Fado dançado? Para quem tem presente algumas sequências de “Fados”, o filme de Carlos Saura, talvez o assunto não seja uma novidade completa. A verdade é que esta associação histórica entre a dança e a música de fado foi-se apagando aos poucos da nossa memória coletiva e não são muitos aqueles que, nos dias que correm, têm consciência de que o fado era dançado. Ao pensar naquilo que é a essência do samba, do flamenco ou até mesmo do fandango, géneros profundamente enraizados no movimento, no ritmo e na coreografia, não podemos deixar de estranhar que a componente da dança tenha, em relação ao fado, perdido fulgor e representação, cedendo lugar à voz e à melodia, até desaparecer completamente. Foi numa certa dimensão boémia e de festa inerente ao Fado Batido que Jonas & Lander decidiram apostar, criando um espectáculo que recupera as origens do fado, invadindo os espaços de tavernas e baiucas e reinterpretando de forma livre o seu espírito ancestral.

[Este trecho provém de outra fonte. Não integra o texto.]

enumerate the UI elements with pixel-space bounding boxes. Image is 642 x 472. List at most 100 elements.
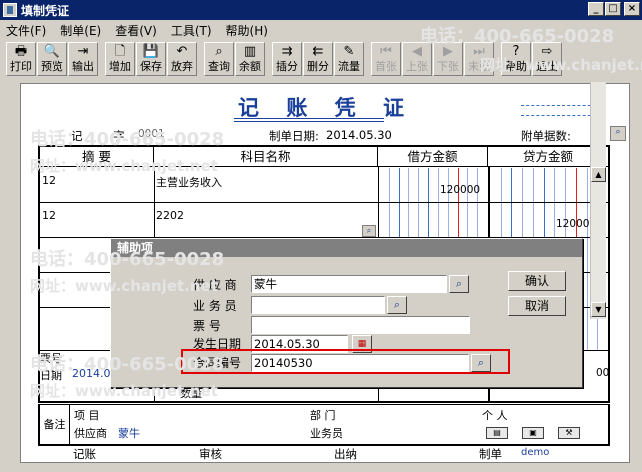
minimize-button[interactable]: _ [588,2,604,16]
scroll-down-icon[interactable]: ▼ [591,302,606,317]
voucher-header: 记 字 0001 制单日期: 2014.05.30 附单据数: ⌕ [21,126,631,144]
voucher-type[interactable]: 记 [71,128,83,144]
vertical-scrollbar[interactable]: ▲ ▼ [590,82,606,319]
col-debit: 借方金额 [378,147,488,167]
add-button[interactable]: 🗋 增加 [105,42,135,76]
left-margin [0,80,20,472]
person-label: 个 人 [482,409,508,422]
menu-tools[interactable]: 工具(T) [171,22,212,39]
search-icon[interactable]: ⌕ [610,126,626,141]
prev-button[interactable]: ◀ 上张 [402,42,432,76]
voucher-date[interactable]: 2014.05.30 [326,128,392,142]
row2-account[interactable]: 2202 [156,209,184,222]
help-label: 帮助 [505,60,527,73]
menu-file[interactable]: 文件(F) [6,22,46,39]
bookkeep-label: 记账 [73,447,96,461]
menu-bar: 文件(F) 制单(E) 查看(V) 工具(T) 帮助(H) [0,20,642,40]
row2-summary[interactable]: 12 [42,209,56,222]
close-button[interactable]: × [624,2,640,16]
insert-line-label: 插分 [276,60,298,73]
tools-icon[interactable]: ⚒ [558,427,580,439]
search-icon[interactable]: ⌕ [449,275,469,293]
save-button[interactable]: 💾 保存 [136,42,166,76]
search-icon[interactable]: ⌕ [387,296,407,314]
preview-button[interactable]: 🔍 预览 [37,42,67,76]
salesman-label: 业务员 [310,427,343,440]
supplier-label: 供应商 [74,427,107,440]
first-button[interactable]: ⏮ 首张 [371,42,401,76]
dashed-line [521,115,601,116]
save-icon: 💾 [142,44,160,59]
price-tail: 00 [596,367,610,379]
voucher-number-label: 字 [113,129,125,143]
preview-label: 预览 [41,60,63,73]
dept-label: 部 门 [310,409,336,422]
row1-summary[interactable]: 12 [42,174,56,187]
exit-label: 退出 [536,60,558,73]
ticket-no-label: 票号 [40,352,62,365]
window-title: 填制凭证 [21,3,70,18]
app-icon [3,3,17,17]
dialog-title: 辅助项 [111,239,582,257]
print-label: 打印 [10,60,32,73]
delete-line-icon: ⇇ [312,44,324,59]
prev-page-icon: ◀ [412,44,422,59]
export-button[interactable]: ⇥ 输出 [68,42,98,76]
export-label: 输出 [72,60,94,73]
date-label-left: 日期 [40,369,62,382]
menu-view[interactable]: 查看(V) [115,22,157,39]
first-label: 首张 [375,60,397,73]
insert-line-button[interactable]: ⇉ 插分 [272,42,302,76]
note-icon[interactable]: ▣ [522,427,544,439]
exit-icon: ⇨ [541,44,553,59]
row1-debit[interactable]: 120000 [440,184,480,196]
delete-line-button[interactable]: ⇇ 删分 [303,42,333,76]
title-underline [234,121,384,122]
cancel-button[interactable]: 取消 [508,296,566,316]
voucher-footer: 备注 项 目 部 门 个 人 供应商 蒙牛 业务员 ▤ ▣ ⚒ [38,404,610,446]
menu-edit[interactable]: 制单(E) [60,22,101,39]
insert-line-icon: ⇉ [281,44,293,59]
discard-button[interactable]: ↶ 放弃 [167,42,197,76]
salesman-input[interactable] [251,296,385,314]
next-page-icon: ▶ [443,44,453,59]
cashflow-button[interactable]: ✎ 流量 [334,42,364,76]
next-button[interactable]: ▶ 下张 [433,42,463,76]
cashflow-label: 流量 [338,60,360,73]
supplier-field-label: 供 应 商 [193,278,237,292]
title-bar: 填制凭证 _ □ × [0,0,642,20]
date-label: 制单日期: [269,129,319,143]
query-button[interactable]: ⌕ 查询 [204,42,234,76]
voucher-number[interactable]: 0001 [138,128,165,140]
query-label: 查询 [208,60,230,73]
digit-line [587,168,588,350]
scroll-up-icon[interactable]: ▲ [591,167,606,182]
save-label: 保存 [140,60,162,73]
account-search-icon[interactable]: ⌕ [362,225,376,237]
binoculars-icon: ⌕ [215,44,223,59]
ticket-field-label: 票 号 [193,319,221,333]
row1-account[interactable]: 主营业务收入 [156,174,222,190]
highlight-box [181,349,510,374]
exit-button[interactable]: ⇨ 退出 [532,42,562,76]
title-underline [234,118,384,119]
last-button[interactable]: ⏭ 末张 [464,42,494,76]
signature-row: 记账 审核 出纳 制单 demo [21,446,631,462]
ok-button[interactable]: 确认 [508,271,566,291]
print-button[interactable]: 🖶 打印 [6,42,36,76]
ticket-input[interactable] [251,316,470,334]
delete-line-label: 删分 [307,60,329,73]
menu-help[interactable]: 帮助(H) [226,22,268,39]
card-icon[interactable]: ▤ [486,427,508,439]
maximize-button[interactable]: □ [605,2,621,16]
project-label: 项 目 [74,409,100,422]
supplier-value: 蒙牛 [118,427,140,440]
cashflow-icon: ✎ [343,44,355,59]
row-separator [40,202,608,203]
help-button[interactable]: ? 帮助 [501,42,531,76]
col-account: 科目名称 [154,147,378,167]
cashier-label: 出纳 [334,447,357,461]
balance-button[interactable]: ▥ 余额 [235,42,265,76]
supplier-input[interactable]: 蒙牛 [251,275,447,293]
printer-icon: 🖶 [14,44,28,59]
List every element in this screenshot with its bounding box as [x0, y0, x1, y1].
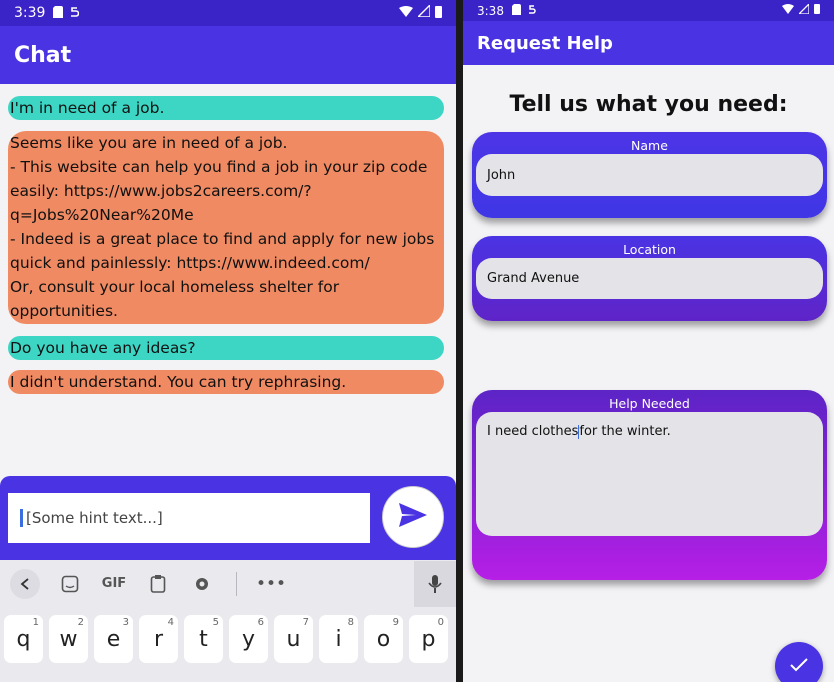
help-needed-card: Help Needed I need clothesfor the winter…: [472, 390, 827, 580]
app-bar: Request Help: [463, 21, 834, 65]
location-field[interactable]: Grand Avenue: [476, 258, 823, 299]
checkmark-icon: [790, 657, 808, 676]
location-label: Location: [623, 242, 676, 257]
sd-card-icon: [511, 3, 521, 18]
gear-icon[interactable]: [180, 564, 224, 604]
chat-screen: 3:39 Chat I'm in need of a job. Seems li…: [0, 0, 456, 682]
page-title: Request Help: [477, 32, 613, 54]
form-heading: Tell us what you need:: [509, 92, 788, 117]
s-notification-icon: [527, 4, 536, 18]
help-needed-label: Help Needed: [609, 396, 690, 411]
location-card: Location Grand Avenue: [472, 236, 827, 321]
location-value: Grand Avenue: [487, 271, 580, 286]
keyboard-toolbar: GIF •••: [0, 560, 456, 607]
message-text: I'm in need of a job.: [10, 99, 165, 117]
battery-icon: [814, 3, 820, 18]
submit-button[interactable]: [775, 642, 823, 682]
send-icon: [398, 502, 428, 532]
key-q[interactable]: 1q: [4, 615, 43, 663]
key-e[interactable]: 3e: [94, 615, 133, 663]
app-bar: Chat: [0, 26, 456, 84]
message-bubble-bot: Seems like you are in need of a job. - T…: [8, 131, 444, 324]
help-needed-field[interactable]: I need clothesfor the winter.: [476, 412, 823, 536]
more-icon[interactable]: •••: [249, 564, 293, 604]
sticker-icon[interactable]: [48, 564, 92, 604]
message-composer: [Some hint text...]: [0, 476, 456, 560]
key-i[interactable]: 8i: [319, 615, 358, 663]
status-bar: 3:39: [0, 0, 456, 26]
key-w[interactable]: 2w: [49, 615, 88, 663]
status-time: 3:38: [477, 3, 504, 18]
sd-card-icon: [53, 5, 64, 21]
name-value: John: [487, 167, 516, 183]
key-t[interactable]: 5t: [184, 615, 223, 663]
signal-icon: [797, 2, 810, 18]
text-caret: [20, 509, 23, 527]
keyboard-keys: 1q 2w 3e 4r 5t 6y 7u 8i 9o 0p: [0, 607, 456, 682]
status-bar: 3:38: [463, 0, 834, 21]
help-needed-value-end: for the winter.: [579, 424, 671, 439]
clipboard-icon[interactable]: [136, 564, 180, 604]
message-text: Do you have any ideas?: [10, 339, 196, 357]
help-needed-value-start: I need clothes: [487, 424, 579, 439]
message-input-hint: [Some hint text...]: [26, 509, 163, 527]
send-button[interactable]: [382, 486, 444, 548]
page-title: Chat: [14, 42, 72, 68]
message-bubble-user: I'm in need of a job.: [8, 96, 444, 120]
key-p[interactable]: 0p: [409, 615, 448, 663]
name-card: Name John: [472, 132, 827, 218]
message-bubble-user: Do you have any ideas?: [8, 336, 444, 360]
toolbar-divider: [236, 571, 237, 596]
gif-button[interactable]: GIF: [92, 564, 136, 604]
mic-icon[interactable]: [414, 560, 456, 607]
s-notification-icon: [69, 6, 80, 21]
key-o[interactable]: 9o: [364, 615, 403, 663]
chevron-left-icon[interactable]: [10, 568, 40, 599]
signal-icon: [416, 3, 431, 21]
message-input[interactable]: [Some hint text...]: [8, 493, 370, 543]
battery-icon: [435, 5, 442, 22]
message-bubble-bot: I didn't understand. You can try rephras…: [8, 370, 444, 394]
message-text: Seems like you are in need of a job. - T…: [10, 134, 435, 320]
message-text: I didn't understand. You can try rephras…: [10, 373, 347, 391]
wifi-icon: [782, 3, 794, 18]
name-field[interactable]: John: [476, 154, 823, 196]
status-time: 3:39: [14, 5, 46, 21]
request-help-screen: 3:38 Request Help Tell us what you need:…: [463, 0, 834, 682]
wifi-icon: [399, 5, 413, 21]
key-y[interactable]: 6y: [229, 615, 268, 663]
name-label: Name: [631, 138, 668, 153]
key-r[interactable]: 4r: [139, 615, 178, 663]
key-u[interactable]: 7u: [274, 615, 313, 663]
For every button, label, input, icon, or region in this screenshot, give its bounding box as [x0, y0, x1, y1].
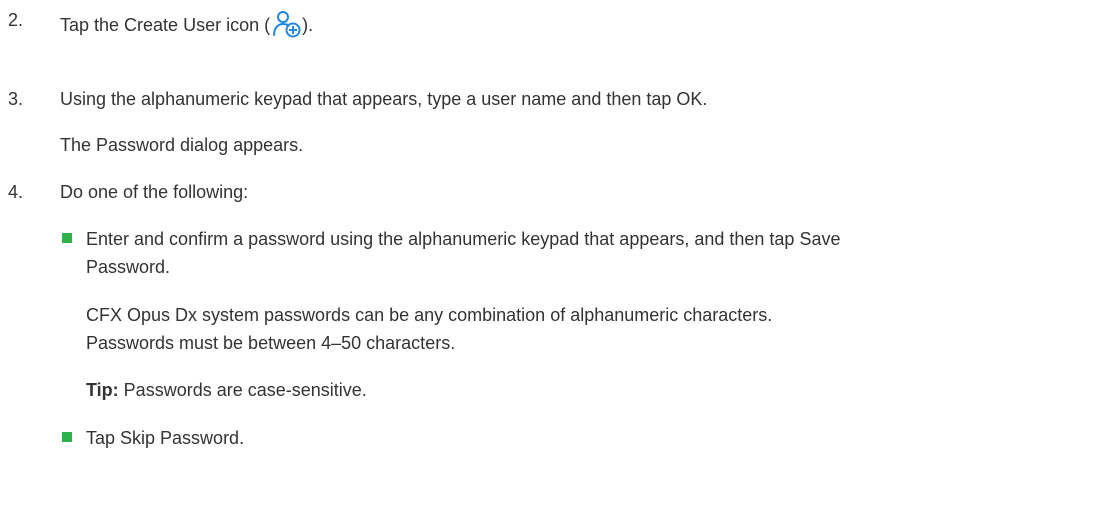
step-2-text-after: ).: [302, 15, 314, 35]
option-2-bullet: [62, 432, 72, 442]
step-4-text: Do one of the following:: [60, 182, 249, 202]
option-1-note-line-1: CFX Opus Dx system passwords can be any …: [86, 305, 773, 325]
create-user-icon: [273, 11, 301, 38]
step-3-number: 3.: [8, 89, 24, 109]
option-1-note-line-2: Passwords must be between 4–50 character…: [86, 333, 456, 353]
step-3-text: Using the alphanumeric keypad that appea…: [60, 89, 708, 109]
option-1-line-1: Enter and confirm a password using the a…: [86, 229, 841, 249]
option-1-line-2: Password.: [86, 257, 171, 277]
step-2-text: Tap the Create User icon ( ).: [60, 10, 313, 38]
option-1-bullet: [62, 233, 72, 243]
option-2-text: Tap Skip Password.: [86, 428, 245, 448]
step-2-text-before: Tap the Create User icon (: [60, 15, 271, 35]
tip-text: Passwords are case-sensitive.: [118, 380, 367, 400]
step-2-number: 2.: [8, 10, 24, 30]
option-1-tip: Tip: Passwords are case-sensitive.: [86, 376, 367, 404]
tip-label: Tip:: [86, 380, 119, 400]
step-4-number: 4.: [8, 182, 24, 202]
step-3-result: The Password dialog appears.: [60, 135, 304, 155]
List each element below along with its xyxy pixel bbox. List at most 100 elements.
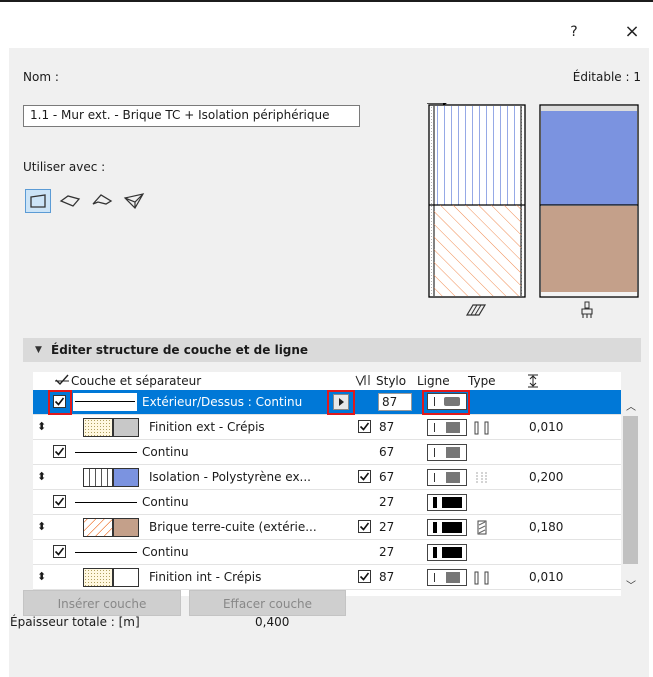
line-sample — [73, 393, 137, 411]
structure-type-core-icon[interactable] — [474, 520, 490, 538]
scrollbar-thumb[interactable] — [623, 416, 638, 564]
row-pen[interactable]: 27 — [379, 515, 394, 539]
row-name: Brique terre-cuite (extérie... — [149, 520, 317, 534]
row-name: Continu — [142, 445, 189, 459]
check-all-icon[interactable] — [55, 374, 69, 389]
structure-type-other-icon[interactable] — [474, 471, 490, 488]
row-thickness[interactable]: 0,180 — [529, 515, 563, 539]
header-type[interactable]: Type — [468, 374, 496, 388]
row-visibility-checkbox[interactable] — [358, 570, 371, 583]
line-sample — [75, 452, 137, 453]
table-row-line[interactable]: Continu 27 — [33, 540, 621, 565]
line-weight-thick[interactable] — [427, 494, 467, 511]
table-row-layer[interactable]: ⬍ Isolation - Polystyrène ex... 67 0,200 — [33, 465, 621, 490]
table-row-line[interactable]: Continu 27 — [33, 490, 621, 515]
total-thickness-label: Épaisseur totale : [m] — [10, 615, 140, 629]
slab-tool-icon[interactable] — [57, 189, 83, 213]
surface-swatch — [113, 468, 139, 487]
surface-swatch — [113, 568, 139, 587]
row-name: Continu — [142, 545, 189, 559]
header-thickness-icon[interactable] — [527, 374, 539, 391]
line-sample — [75, 502, 137, 503]
collapse-triangle-icon[interactable]: ▼ — [35, 338, 42, 362]
drag-handle-icon[interactable]: ⬍ — [37, 515, 46, 539]
header-couche[interactable]: Couche et séparateur — [71, 374, 201, 388]
scroll-up-icon[interactable]: ︿ — [626, 398, 636, 413]
row-name: Finition int - Crépis — [149, 570, 262, 584]
row-pen[interactable]: 87 — [379, 565, 394, 589]
shell-tool-icon[interactable] — [121, 189, 147, 213]
line-weight-thin[interactable] — [427, 419, 467, 436]
scroll-down-icon[interactable]: ﹀ — [626, 577, 636, 592]
delete-layer-button[interactable]: Effacer couche — [189, 590, 346, 616]
row-pen[interactable]: 87 — [379, 415, 394, 439]
highlight-line — [422, 390, 470, 415]
surface-swatch — [113, 518, 139, 537]
row-name: Isolation - Polystyrène ex... — [149, 470, 311, 484]
row-name: Finition ext - Crépis — [149, 420, 265, 434]
table-header: Couche et séparateur Stylo Ligne Type — [33, 372, 621, 390]
line-weight-thin[interactable] — [427, 469, 467, 486]
row-visibility-checkbox[interactable] — [358, 520, 371, 533]
row-pen[interactable]: 27 — [379, 540, 394, 564]
total-thickness-value: 0,400 — [255, 615, 290, 629]
row-pen[interactable]: 67 — [379, 465, 394, 489]
row-checkbox[interactable] — [53, 445, 66, 458]
insert-layer-button[interactable]: Insérer couche — [23, 590, 181, 616]
structure-preview — [427, 100, 640, 299]
structure-type-core-icon[interactable] — [474, 571, 490, 588]
fill-swatch — [83, 418, 113, 437]
table-scrollbar[interactable]: ︿ ﹀ — [621, 372, 640, 596]
edit-structure-section-header[interactable]: ▼ Éditer structure de couche et de ligne — [23, 338, 641, 362]
line-weight-thick[interactable] — [427, 544, 467, 561]
row-thickness[interactable]: 0,010 — [529, 565, 563, 589]
help-button[interactable]: ? — [562, 20, 586, 44]
section-title: Éditer structure de couche et de ligne — [51, 343, 309, 357]
surface-swatch — [113, 418, 139, 437]
editable-count: Éditable : 1 — [572, 70, 641, 84]
layer-table: Couche et séparateur Stylo Ligne Type Ex… — [33, 372, 640, 596]
pen-field[interactable]: 87 — [378, 393, 412, 411]
line-weight-thick[interactable] — [427, 519, 467, 536]
row-thickness[interactable]: 0,200 — [529, 465, 563, 489]
row-thickness[interactable]: 0,010 — [529, 415, 563, 439]
row-visibility-checkbox[interactable] — [358, 420, 371, 433]
line-weight-thin[interactable] — [427, 444, 467, 461]
wall-tool-icon[interactable] — [25, 189, 51, 213]
line-weight-thin[interactable] — [427, 569, 467, 586]
close-button[interactable]: × — [620, 20, 644, 44]
row-pen[interactable]: 67 — [379, 440, 394, 464]
line-sample — [75, 552, 137, 553]
table-row-layer[interactable]: ⬍ Brique terre-cuite (extérie... 27 0,18… — [33, 515, 621, 540]
drag-handle-icon[interactable]: ⬍ — [37, 565, 46, 589]
fill-swatch — [83, 568, 113, 587]
row-checkbox[interactable] — [53, 495, 66, 508]
fill-swatch — [83, 518, 113, 537]
table-row-line[interactable]: Continu 67 — [33, 440, 621, 465]
utiliser-label: Utiliser avec : — [23, 160, 106, 174]
composite-settings-dialog: Nom : Éditable : 1 1.1 - Mur ext. - Briq… — [9, 48, 649, 677]
use-with-toolbar — [25, 189, 147, 213]
row-name: Continu — [142, 495, 189, 509]
row-name: Extérieur/Dessus : Continu — [142, 395, 303, 409]
surface-view-icon[interactable] — [580, 301, 594, 322]
header-visibility-icon[interactable] — [355, 374, 371, 389]
row-visibility-checkbox[interactable] — [358, 470, 371, 483]
composite-name-field[interactable]: 1.1 - Mur ext. - Brique TC + Isolation p… — [23, 105, 360, 127]
drag-handle-icon[interactable]: ⬍ — [37, 465, 46, 489]
structure-type-core-icon[interactable] — [474, 421, 490, 438]
nom-label: Nom : — [23, 70, 59, 84]
header-stylo[interactable]: Stylo — [376, 374, 406, 388]
table-row-layer[interactable]: ⬍ Finition int - Crépis 87 0,010 — [33, 565, 621, 590]
window-top-border — [0, 0, 653, 4]
roof-tool-icon[interactable] — [89, 189, 115, 213]
header-ligne[interactable]: Ligne — [417, 374, 450, 388]
highlight-arrow — [327, 390, 355, 415]
table-row-layer[interactable]: ⬍ Finition ext - Crépis 87 0,010 — [33, 415, 621, 440]
row-checkbox[interactable] — [53, 545, 66, 558]
drag-handle-icon[interactable]: ⬍ — [37, 415, 46, 439]
highlight-checkbox — [48, 390, 72, 415]
row-pen[interactable]: 27 — [379, 490, 394, 514]
cut-fill-view-icon[interactable] — [465, 303, 487, 320]
fill-swatch — [83, 468, 113, 487]
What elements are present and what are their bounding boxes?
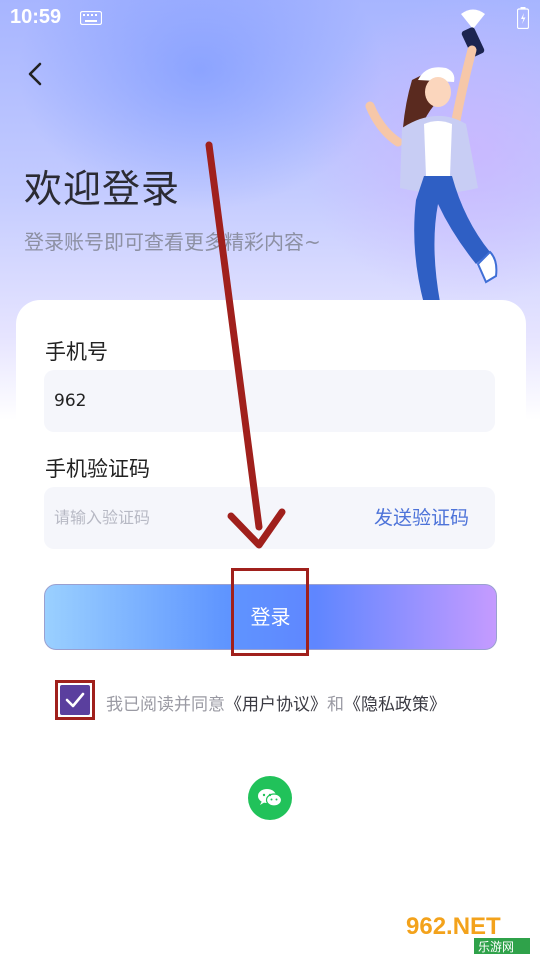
agreement-connector: 和 bbox=[327, 695, 344, 715]
code-input-placeholder: 请输入验证码 bbox=[54, 508, 151, 527]
code-label: 手机验证码 bbox=[45, 457, 150, 481]
wechat-login-button[interactable] bbox=[248, 776, 292, 820]
agreement-prefix: 我已阅读并同意 bbox=[106, 695, 225, 715]
code-input[interactable]: 请输入验证码 发送验证码 bbox=[44, 487, 495, 549]
watermark-logo: 962.NET 乐游网 bbox=[400, 908, 536, 956]
wechat-icon bbox=[258, 789, 283, 807]
checkbox-highlight-box bbox=[55, 680, 95, 720]
page-subtitle: 登录账号即可查看更多精彩内容~ bbox=[24, 230, 321, 254]
user-agreement-link[interactable]: 《用户协议》 bbox=[225, 695, 327, 715]
privacy-policy-link[interactable]: 《隐私政策》 bbox=[344, 695, 446, 715]
svg-text:962.NET: 962.NET bbox=[406, 913, 501, 940]
back-arrow-icon[interactable] bbox=[22, 60, 50, 88]
phone-label: 手机号 bbox=[45, 340, 108, 364]
status-time: 10:59 bbox=[10, 6, 62, 28]
send-code-button[interactable]: 发送验证码 bbox=[374, 487, 469, 549]
phone-input[interactable]: 962 bbox=[44, 370, 495, 432]
page-title: 欢迎登录 bbox=[24, 167, 181, 211]
keyboard-icon bbox=[80, 11, 102, 25]
agreement-text: 我已阅读并同意《用户协议》和《隐私政策》 bbox=[106, 690, 446, 715]
phone-input-value: 962 bbox=[54, 391, 87, 411]
login-highlight-box bbox=[231, 568, 309, 656]
girl-illustration bbox=[365, 27, 498, 322]
svg-text:乐游网: 乐游网 bbox=[478, 940, 514, 954]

Extraordinariamente eficaz no seu minimalismo, o dispositivo cénico oferece várias leituras. Mais igreja que coreto, entre o dentro e o fora, o sagrado e o profano, ele amplia a forma de abordar os sentimentos mais extremados, a traição e o ciúme de mãos dadas com a paixão e o arrebatamento. Debaixo daquele céu, as guitarras são canto e alegria, choro e dor, da mesma forma que são remo e vela, cruz e pendão, almofada para repousar a cabeça e espingarda que fere e mata. A elas e à música que delas emana, junta-se o ritmado de um sapatear vigoroso e expedito, penetrante, exaltante, que contamina e arrasta o público numa enorme torrente de força e energia. Os números sucedem-se e o diálogo entre o fado batido e as danças tradicionais portuguesas e afro-brasileiras estreita-se. “Por riba se ceifa o pão” cruza-se com “Maria La Portuguesa” com a mesma naturalidade com que se cruzam o “Fado Bailado” e “A Morte do Surubim”. As pequenas peças que faltam para completar o puzzle, impossíveis de encontrar naquilo que sobrou da verdade histórica do Fado Batido, vão buscá-las Jonas & Lander ao seu próprio imaginário coreográfico. A eles se deve a construção de um espectáculo visualmente riquíssimo, irrepreensível do ponto de vista das interpretações e que tem ainda esse lado didático, que acrescenta e enriquece. Para eles vai o mais vivo e caloroso aplauso.